Skip to content

Distinguishing words

Sometimes the question isn't "what are the topics" but "which words separate these two groups." Fighting Words (Monroe, Colaresi & Quinn 2008) answers that with statistical significance, and, unlike a raw log-odds ratio, it doesn't let rare words dominate.

import topica

conservative = [tokenize(t) for t in con_texts]
liberal      = [tokenize(t) for t in lib_texts]

scored = topica.fighting_words(conservative, liberal, prior=0.05)
# sorted by z-score: corpus-A markers at the top, corpus-B at the bottom
for word, z in scored[:10]:
    print(f"{word:20s} {z:+.1f}")     # |z| > 1.96 ~ significant at 95%

A large positive z marks a word distinctive of the first corpus; a large negative z, the second. Because the estimator's variance grows for rare words, the z-score already accounts for how much evidence each word carries.

Top words per side

top = topica.top_fighting_words(conservative, liberal, n=15)
print("conservative:", [w for w, _ in top["a"]])
print("liberal:     ", [w for w, _ in top["b"]])

Informative prior

By default the prior is a symmetric pseudocount.

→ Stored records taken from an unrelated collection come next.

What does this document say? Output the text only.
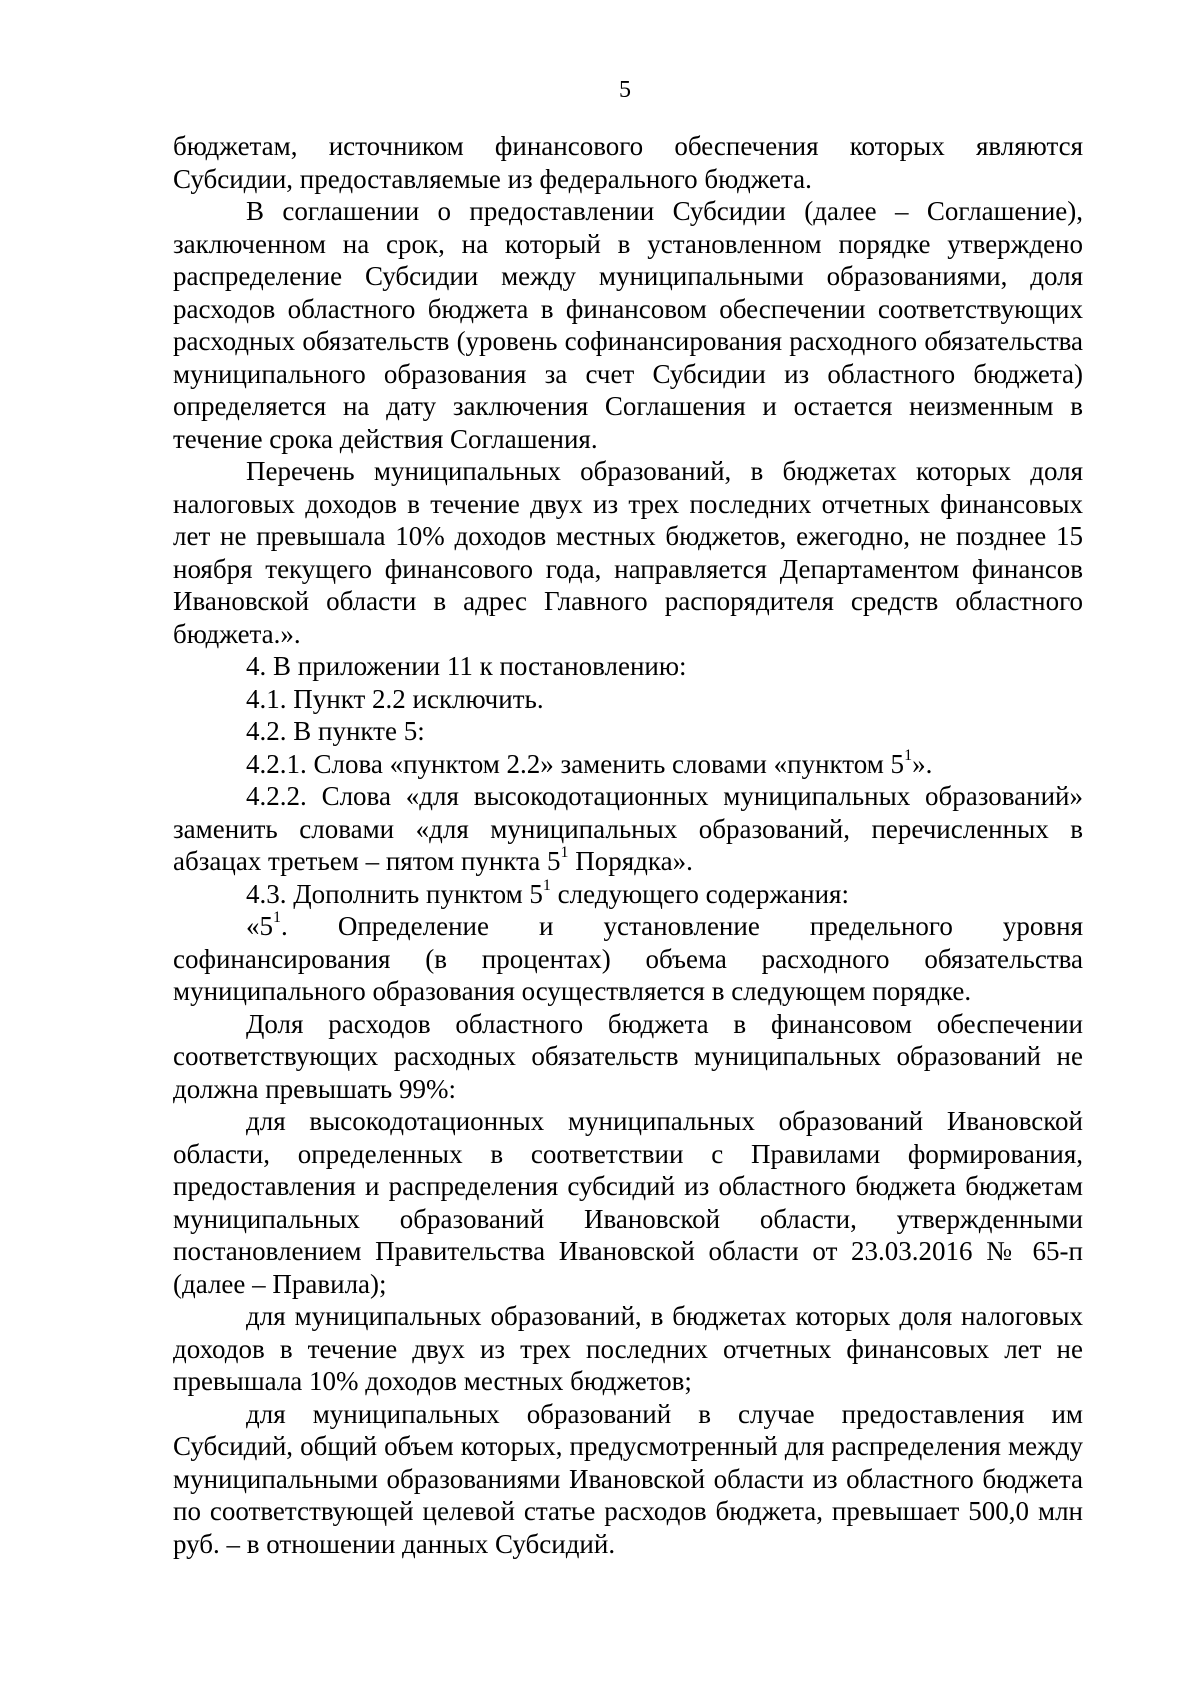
5

бюджетам, источником финансового обеспечения которых являются Субсидии, предоставляемые из федерального бюджета.

В соглашении о предоставлении Субсидии (далее – Соглашение), заключенном на срок, на который в установленном порядке утверждено распределение Субсидии между муниципальными образованиями, доля расходов областного бюджета в финансовом обеспечении соответствующих расходных обязательств (уровень софинансирования расходного обязательства муниципального образования за счет Субсидии из областного бюджета) определяется на дату заключения Соглашения и остается неизменным в течение срока действия Соглашения.

Перечень муниципальных образований, в бюджетах которых доля налоговых доходов в течение двух из трех последних отчетных финансовых лет не превышала 10% доходов местных бюджетов, ежегодно, не позднее 15 ноября текущего финансового года, направляется Департаментом финансов Ивановской области в адрес Главного распорядителя средств областного бюджета.».

4. В приложении 11 к постановлению:

4.1. Пункт 2.2 исключить.

4.2. В пункте 5:

4.2.1. Слова «пунктом 2.2» заменить словами «пунктом $5^1$».

4.2.2. Слова «для высокодотационных муниципальных образований» заменить словами «для муниципальных образований, перечисленных в абзацах третьем – пятом пункта $5^1$ Порядка».

4.3. Дополнить пунктом $5^1$ следующего содержания:

«$5^1$. Определение и установление предельного уровня софинансирования (в процентах) объема расходного обязательства муниципального образования осуществляется в следующем порядке.

Доля расходов областного бюджета в финансовом обеспечении соответствующих расходных обязательств муниципальных образований не должна превышать 99%:

для высокодотационных муниципальных образований Ивановской области, определенных в соответствии с Правилами формирования, предоставления и распределения субсидий из областного бюджета бюджетам муниципальных образований Ивановской области, утвержденными постановлением Правительства Ивановской области от 23.03.2016 № 65-п (далее – Правила);

для муниципальных образований, в бюджетах которых доля налоговых доходов в течение двух из трех последних отчетных финансовых лет не превышала 10% доходов местных бюджетов;

для муниципальных образований в случае предоставления им Субсидий, общий объем которых, предусмотренный для распределения между муниципальными образованиями Ивановской области из областного бюджета по соответствующей целевой статье расходов бюджета, превышает 500,0 млн руб. – в отношении данных Субсидий.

Pass informative=True to scale the prior by each word's overall frequency: Monroe et al.'s informative Dirichlet prior, which pulls extreme estimates toward the corpus background:

topica.fighting_words(conservative, liberal, prior=0.01, informative=True)

This pairs naturally with SAGE / content STM, which find group-distinguishing wording within a fitted topic model, where Fighting Words works directly on two raw corpora with no model at all.